"Text pattern identification"

ratheesan
ratheesan New Altair Community Member
edited November 5 in Community Q&A
Hello,
I have a text document related with insurance.In that data there is some words like "No alcohol content" and "alcohol content".While working with this documents the RM considering all "alcohol" together.How can I count the number of "alcohol" with neighbor term"no".

Thanks
Ratheesan

Answers

  • RalfKlinkenberg
    RalfKlinkenberg New Altair Community Member
    Hello Ratheesan,

    you can use the RapidMiner text preprocessing operator TermNGramGenerator in order to not only count individual words, but also word pairs or other multi-word terms.
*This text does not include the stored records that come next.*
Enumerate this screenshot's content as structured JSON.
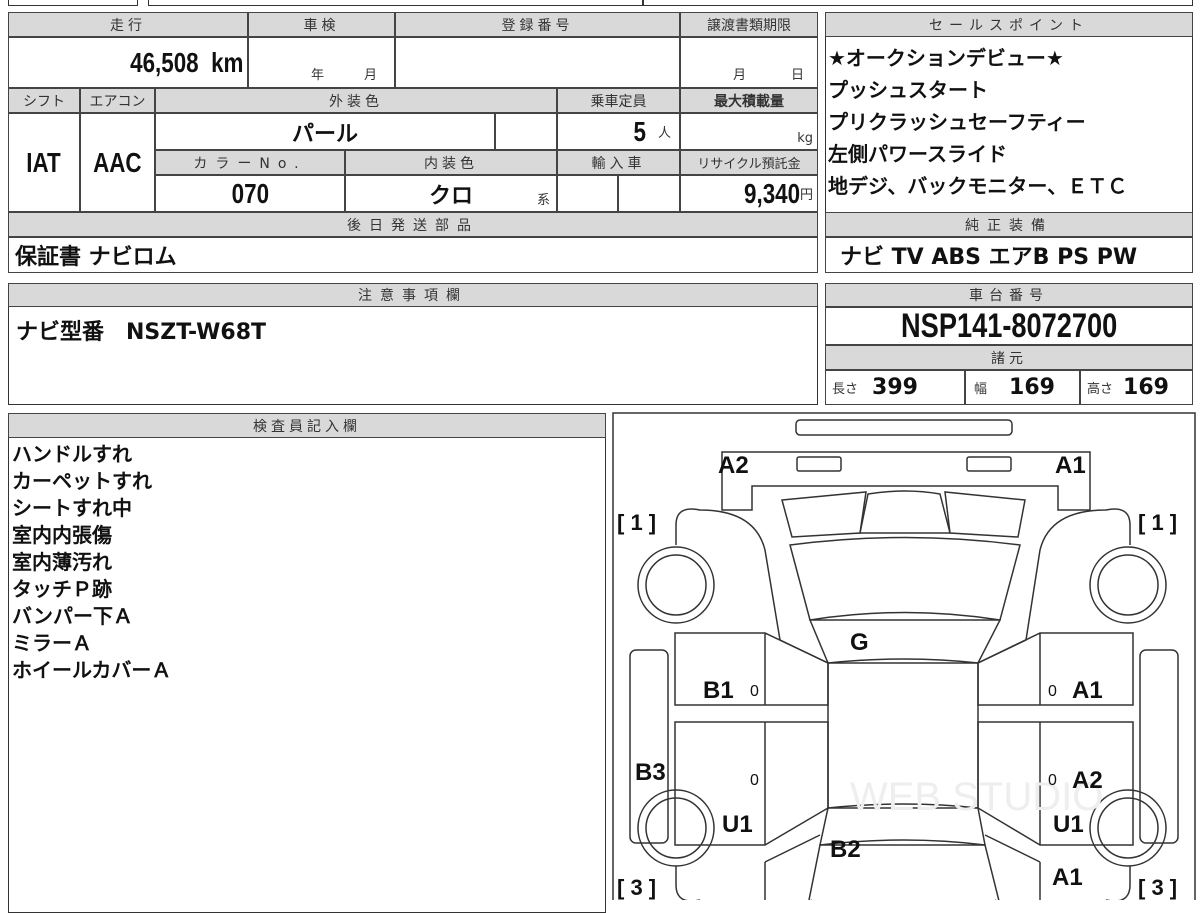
{
  "main": {
    "mileage_label": "走行",
    "mileage": "46,508",
    "mileage_unit": "km",
    "inspection_label": "車検",
    "inspection_year": "年",
    "inspection_month": "月",
    "reg_label": "登録番号",
    "transfer_label": "譲渡書類期限",
    "transfer_month": "月",
    "transfer_day": "日",
    "shift_label": "シフト",
    "ac_label": "エアコン",
    "ext_color_label": "外装色",
    "capacity_label": "乗車定員",
    "max_load_label": "最大積載量",
    "shift": "IAT",
    "ac": "AAC",
    "ext_color": "パール",
    "capacity": "5",
    "capacity_unit": "人",
    "max_load_unit": "kg",
    "color_no_label": "カラーNo.",
    "int_color_label": "内装色",
    "import_label": "輸入車",
    "recycle_label": "リサイクル預託金",
    "color_no": "070",
    "int_color": "クロ",
    "int_color_suffix": "系",
    "recycle": "9,340",
    "recycle_unit": "円",
    "later_parts_label": "後日発送部品",
    "later_parts": "保証書 ナビロム"
  },
  "sales": {
    "label": "セールスポイント",
    "items": [
      "★オークションデビュー★",
      "プッシュスタート",
      "プリクラッシュセーフティー",
      "左側パワースライド",
      "地デジ、バックモニター、ＥＴＣ"
    ]
  },
  "equipment": {
    "label": "純正装備",
    "value": "ナビ TV ABS エアB PS PW"
  },
  "notes": {
    "label": "注意事項欄",
    "value": "ナビ型番　NSZT-W68T"
  },
  "chassis": {
    "label": "車台番号",
    "value": "NSP141-8072700",
    "spec_label": "諸元",
    "length_label": "長さ",
    "length": "399",
    "width_label": "幅",
    "width": "169",
    "height_label": "高さ",
    "height": "169"
  },
  "inspector": {
    "label": "検査員記入欄",
    "items": [
      "ハンドルすれ",
      "カーペットすれ",
      "シートすれ中",
      "室内内張傷",
      "室内薄汚れ",
      "タッチＰ跡",
      "バンパー下Ａ",
      "ミラーＡ",
      "ホイールカバーＡ"
    ]
  },
  "diagram": {
    "marks": {
      "front_left": "A2",
      "front_right": "A1",
      "hood": "G",
      "left_front_door": "B1",
      "right_front_door": "A1",
      "left_rail": "B3",
      "right_rear_door": "A2",
      "left_rear": "U1",
      "right_rear": "U1",
      "trunk": "B2",
      "right_rear_quarter": "A1",
      "front_left_wheel": "[ 1 ]",
      "front_right_wheel": "[ 1 ]",
      "rear_left_wheel": "[ 3 ]",
      "rear_right_wheel": "[ 3 ]",
      "door_handle": "0"
    },
    "watermark": "WEB STUDIO"
  }
}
Alternatively or in addition, you can also use a TokenReplace operator before the StringTokenizer to map multi-word terms like no alcohol to one word tokens:

    operator name="Root" class="Process" expanded="yes">
        <operator name="TextInput" class="TextInput" expanded="yes">
            <list key="texts">
            </list>
            <list key="namespaces">
            </list>
            <operator name="ToLowerCaseConverter" class="ToLowerCaseConverter">
            </operator>
            <operator name="Replace 'no alcohol' by 'noalcohol' to count it us one new word" class="TokenReplace">
                <list key="replace_dictionary">
                  <parameter key="no alcohol" value="noalcohol"/>
                </list>
            </operator>
            <operator name="StringTokenizer" class="StringTokenizer">
            </operator>
            <operator name="Consider pairs of words in addition to individual words" class="TermNGramGenerator">
            </operator>
        </operator>
    </operator>
    Cheers,
    Ralf
  • ratheesan
    ratheesan New Altair Community Member
    Hello Ralf ,
    I really appreciate your help.It is working fine.Here I am getting all the combinations of words such as single word,2 words,3 words etc.Here we can control the maximum number of words only.But I need to extract the combination of 3 words onwards.How can I achieve this goal.

    Thanks
    Ratheesan